Anche per chi oggi commenta il vangelo come me, non è dato trasmettere esattamente questa esperienza. Ciò che appare chiaro è che la parola di Dio è il principio che da forma e bellezza al nostro corpo: chi ascolta la sua parola diventa come Gesù, perché accoglie il seme che genera secondo la sua specie, cioè la natura divina (1Pt 1,23 e 2Pt 1,4). La nostra trasfigurazione allora comincia quando invece di pensare e ascoltare noi stessi, cominciamo ad ascoltare e pensare a Lui. La nostra trasfigurazione è un’opera di Dio, che agisce in noi quanto più gli diamo autorità e libertà sulla nostra vita.

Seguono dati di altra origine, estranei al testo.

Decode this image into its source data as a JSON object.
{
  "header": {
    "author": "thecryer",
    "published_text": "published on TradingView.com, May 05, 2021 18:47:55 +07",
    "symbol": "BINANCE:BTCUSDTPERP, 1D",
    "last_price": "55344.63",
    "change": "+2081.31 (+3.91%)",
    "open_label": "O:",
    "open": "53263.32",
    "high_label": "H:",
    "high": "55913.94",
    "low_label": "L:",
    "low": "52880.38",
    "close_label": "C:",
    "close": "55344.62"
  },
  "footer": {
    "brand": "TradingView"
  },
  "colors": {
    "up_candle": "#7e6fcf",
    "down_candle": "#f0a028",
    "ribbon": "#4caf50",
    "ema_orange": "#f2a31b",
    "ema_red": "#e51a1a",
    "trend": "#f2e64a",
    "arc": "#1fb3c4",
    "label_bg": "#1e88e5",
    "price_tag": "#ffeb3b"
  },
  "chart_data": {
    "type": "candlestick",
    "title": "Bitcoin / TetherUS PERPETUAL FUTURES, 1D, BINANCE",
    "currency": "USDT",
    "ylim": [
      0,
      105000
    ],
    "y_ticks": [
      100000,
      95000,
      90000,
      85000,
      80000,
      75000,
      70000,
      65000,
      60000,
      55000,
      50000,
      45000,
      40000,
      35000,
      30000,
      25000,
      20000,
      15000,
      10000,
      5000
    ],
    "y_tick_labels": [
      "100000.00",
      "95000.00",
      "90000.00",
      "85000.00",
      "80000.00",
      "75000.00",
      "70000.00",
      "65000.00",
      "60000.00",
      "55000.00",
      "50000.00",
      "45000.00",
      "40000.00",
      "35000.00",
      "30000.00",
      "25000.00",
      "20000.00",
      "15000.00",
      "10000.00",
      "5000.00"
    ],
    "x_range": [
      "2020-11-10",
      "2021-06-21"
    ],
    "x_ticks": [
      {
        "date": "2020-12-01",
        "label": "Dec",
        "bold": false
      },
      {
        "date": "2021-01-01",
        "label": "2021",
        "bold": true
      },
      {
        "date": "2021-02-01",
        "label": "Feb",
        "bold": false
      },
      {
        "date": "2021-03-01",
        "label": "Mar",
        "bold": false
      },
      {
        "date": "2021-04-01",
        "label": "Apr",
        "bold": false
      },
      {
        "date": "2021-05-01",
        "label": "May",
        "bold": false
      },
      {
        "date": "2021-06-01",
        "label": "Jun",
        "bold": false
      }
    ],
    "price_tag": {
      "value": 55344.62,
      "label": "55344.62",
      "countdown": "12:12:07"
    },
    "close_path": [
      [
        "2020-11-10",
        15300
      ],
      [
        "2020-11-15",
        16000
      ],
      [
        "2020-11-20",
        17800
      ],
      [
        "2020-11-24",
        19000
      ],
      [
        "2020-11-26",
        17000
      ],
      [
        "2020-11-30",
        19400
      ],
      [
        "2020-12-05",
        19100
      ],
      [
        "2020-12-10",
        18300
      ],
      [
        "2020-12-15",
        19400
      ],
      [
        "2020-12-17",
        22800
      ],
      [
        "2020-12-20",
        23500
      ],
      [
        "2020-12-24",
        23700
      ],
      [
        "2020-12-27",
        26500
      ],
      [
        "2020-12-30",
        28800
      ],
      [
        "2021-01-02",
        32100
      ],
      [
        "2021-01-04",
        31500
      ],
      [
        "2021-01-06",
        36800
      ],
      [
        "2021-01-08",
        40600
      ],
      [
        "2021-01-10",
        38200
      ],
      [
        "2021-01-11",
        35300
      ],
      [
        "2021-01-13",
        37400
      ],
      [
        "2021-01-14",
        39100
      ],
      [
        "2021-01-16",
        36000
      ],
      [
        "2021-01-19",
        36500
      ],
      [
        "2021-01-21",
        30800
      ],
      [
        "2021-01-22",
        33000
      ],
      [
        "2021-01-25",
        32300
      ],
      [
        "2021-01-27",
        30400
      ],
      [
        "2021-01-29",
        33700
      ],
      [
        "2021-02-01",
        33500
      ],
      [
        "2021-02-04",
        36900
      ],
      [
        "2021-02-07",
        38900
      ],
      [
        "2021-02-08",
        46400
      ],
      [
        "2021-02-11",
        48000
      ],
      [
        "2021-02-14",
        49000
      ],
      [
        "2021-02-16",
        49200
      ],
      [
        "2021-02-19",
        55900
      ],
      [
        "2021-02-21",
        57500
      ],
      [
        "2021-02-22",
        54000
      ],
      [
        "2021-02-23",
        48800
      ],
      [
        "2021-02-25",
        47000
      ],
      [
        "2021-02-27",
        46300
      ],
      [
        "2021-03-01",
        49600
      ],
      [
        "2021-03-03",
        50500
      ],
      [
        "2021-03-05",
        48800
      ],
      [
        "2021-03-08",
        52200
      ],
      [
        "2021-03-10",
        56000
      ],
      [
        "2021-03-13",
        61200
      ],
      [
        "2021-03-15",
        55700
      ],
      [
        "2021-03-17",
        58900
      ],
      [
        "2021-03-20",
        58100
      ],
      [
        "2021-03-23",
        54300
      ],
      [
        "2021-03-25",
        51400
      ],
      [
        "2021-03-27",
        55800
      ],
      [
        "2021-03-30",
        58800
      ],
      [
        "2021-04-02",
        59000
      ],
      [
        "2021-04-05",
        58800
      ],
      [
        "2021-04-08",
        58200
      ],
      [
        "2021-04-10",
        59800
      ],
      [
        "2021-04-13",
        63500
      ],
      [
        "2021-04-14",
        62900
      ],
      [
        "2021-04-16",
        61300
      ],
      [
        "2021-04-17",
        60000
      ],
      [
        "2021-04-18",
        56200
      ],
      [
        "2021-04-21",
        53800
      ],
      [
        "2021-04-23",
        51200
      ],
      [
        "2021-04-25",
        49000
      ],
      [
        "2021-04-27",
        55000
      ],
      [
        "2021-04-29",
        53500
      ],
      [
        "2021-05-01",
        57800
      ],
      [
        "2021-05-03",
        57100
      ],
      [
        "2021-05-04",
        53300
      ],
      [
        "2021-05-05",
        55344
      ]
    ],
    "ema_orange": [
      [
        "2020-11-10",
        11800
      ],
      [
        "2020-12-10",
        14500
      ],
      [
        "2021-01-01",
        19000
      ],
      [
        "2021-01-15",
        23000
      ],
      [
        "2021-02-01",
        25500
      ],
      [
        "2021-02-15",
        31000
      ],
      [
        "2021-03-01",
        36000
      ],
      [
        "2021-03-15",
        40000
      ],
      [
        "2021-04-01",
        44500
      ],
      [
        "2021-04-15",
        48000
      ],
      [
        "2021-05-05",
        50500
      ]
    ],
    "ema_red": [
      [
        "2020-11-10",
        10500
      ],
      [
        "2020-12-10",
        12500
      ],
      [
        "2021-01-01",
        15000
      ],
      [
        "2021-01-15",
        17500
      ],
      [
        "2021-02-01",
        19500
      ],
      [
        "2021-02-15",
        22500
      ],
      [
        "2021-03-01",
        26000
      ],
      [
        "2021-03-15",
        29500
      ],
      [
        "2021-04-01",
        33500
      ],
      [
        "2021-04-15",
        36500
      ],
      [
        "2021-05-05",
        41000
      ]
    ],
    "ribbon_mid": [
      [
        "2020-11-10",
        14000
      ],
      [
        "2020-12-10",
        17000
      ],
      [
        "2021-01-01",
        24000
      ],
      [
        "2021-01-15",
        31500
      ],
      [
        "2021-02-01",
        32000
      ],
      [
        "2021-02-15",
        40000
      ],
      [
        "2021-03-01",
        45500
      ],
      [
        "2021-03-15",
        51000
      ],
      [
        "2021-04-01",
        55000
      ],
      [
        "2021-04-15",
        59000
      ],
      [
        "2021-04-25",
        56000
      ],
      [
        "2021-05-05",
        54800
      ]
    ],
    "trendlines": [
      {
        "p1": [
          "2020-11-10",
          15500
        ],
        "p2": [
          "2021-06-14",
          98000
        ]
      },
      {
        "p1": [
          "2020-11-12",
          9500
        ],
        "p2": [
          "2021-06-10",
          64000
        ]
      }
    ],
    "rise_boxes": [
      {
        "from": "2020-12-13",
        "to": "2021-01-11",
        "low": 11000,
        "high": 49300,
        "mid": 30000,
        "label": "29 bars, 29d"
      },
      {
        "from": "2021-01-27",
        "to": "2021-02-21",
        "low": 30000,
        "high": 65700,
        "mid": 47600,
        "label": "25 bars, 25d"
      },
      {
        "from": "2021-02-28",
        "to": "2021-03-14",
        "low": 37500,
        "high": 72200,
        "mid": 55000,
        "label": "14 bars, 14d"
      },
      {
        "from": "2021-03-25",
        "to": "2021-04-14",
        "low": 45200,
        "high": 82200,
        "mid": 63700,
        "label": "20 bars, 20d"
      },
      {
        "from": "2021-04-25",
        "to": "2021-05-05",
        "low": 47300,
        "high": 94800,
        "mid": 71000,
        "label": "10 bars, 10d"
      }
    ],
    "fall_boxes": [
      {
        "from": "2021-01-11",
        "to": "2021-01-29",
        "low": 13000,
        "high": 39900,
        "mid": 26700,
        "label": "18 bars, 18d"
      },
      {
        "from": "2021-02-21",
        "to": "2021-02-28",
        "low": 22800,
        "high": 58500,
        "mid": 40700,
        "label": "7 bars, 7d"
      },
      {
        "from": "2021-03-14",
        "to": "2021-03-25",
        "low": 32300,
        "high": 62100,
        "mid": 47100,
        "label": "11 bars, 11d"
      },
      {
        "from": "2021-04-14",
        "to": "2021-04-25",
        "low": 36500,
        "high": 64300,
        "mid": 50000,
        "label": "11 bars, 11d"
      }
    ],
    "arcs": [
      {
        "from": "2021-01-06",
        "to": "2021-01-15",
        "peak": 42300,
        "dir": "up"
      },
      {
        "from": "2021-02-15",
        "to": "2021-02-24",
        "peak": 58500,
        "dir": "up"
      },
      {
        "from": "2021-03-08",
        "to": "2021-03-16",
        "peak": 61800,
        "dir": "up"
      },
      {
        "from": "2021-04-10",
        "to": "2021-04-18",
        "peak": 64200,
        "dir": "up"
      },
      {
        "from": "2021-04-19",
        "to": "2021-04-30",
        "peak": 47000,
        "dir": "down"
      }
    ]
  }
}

Matteo colloca questo episodio della vita di Cristo dopo sei giorni (Mt 17,1): è il settimo giorno, indicazione temporale che ha un altissimo significato teologico. Il fine della creazione non è la sua fine. Il suo destino non è la “sfigurazione” creata dalla morte, ma la sua trasfigurazione. Non solo noi, ma tutto il creato è destinato ad assumere la forma del Figlio di Dio. È la forma dell’amore capace di cambiare ogni storia segnata dal peccato. In Dio dunque, la nostra vita è bella, è bello esserci, come dice Pietro a nome di tutti.

Ma altrove, dove Dio è messo alla porta e rifiutato, la vita è brutta, oppressiva e senza senso, in balia dei capricci egoistici dell’uomo.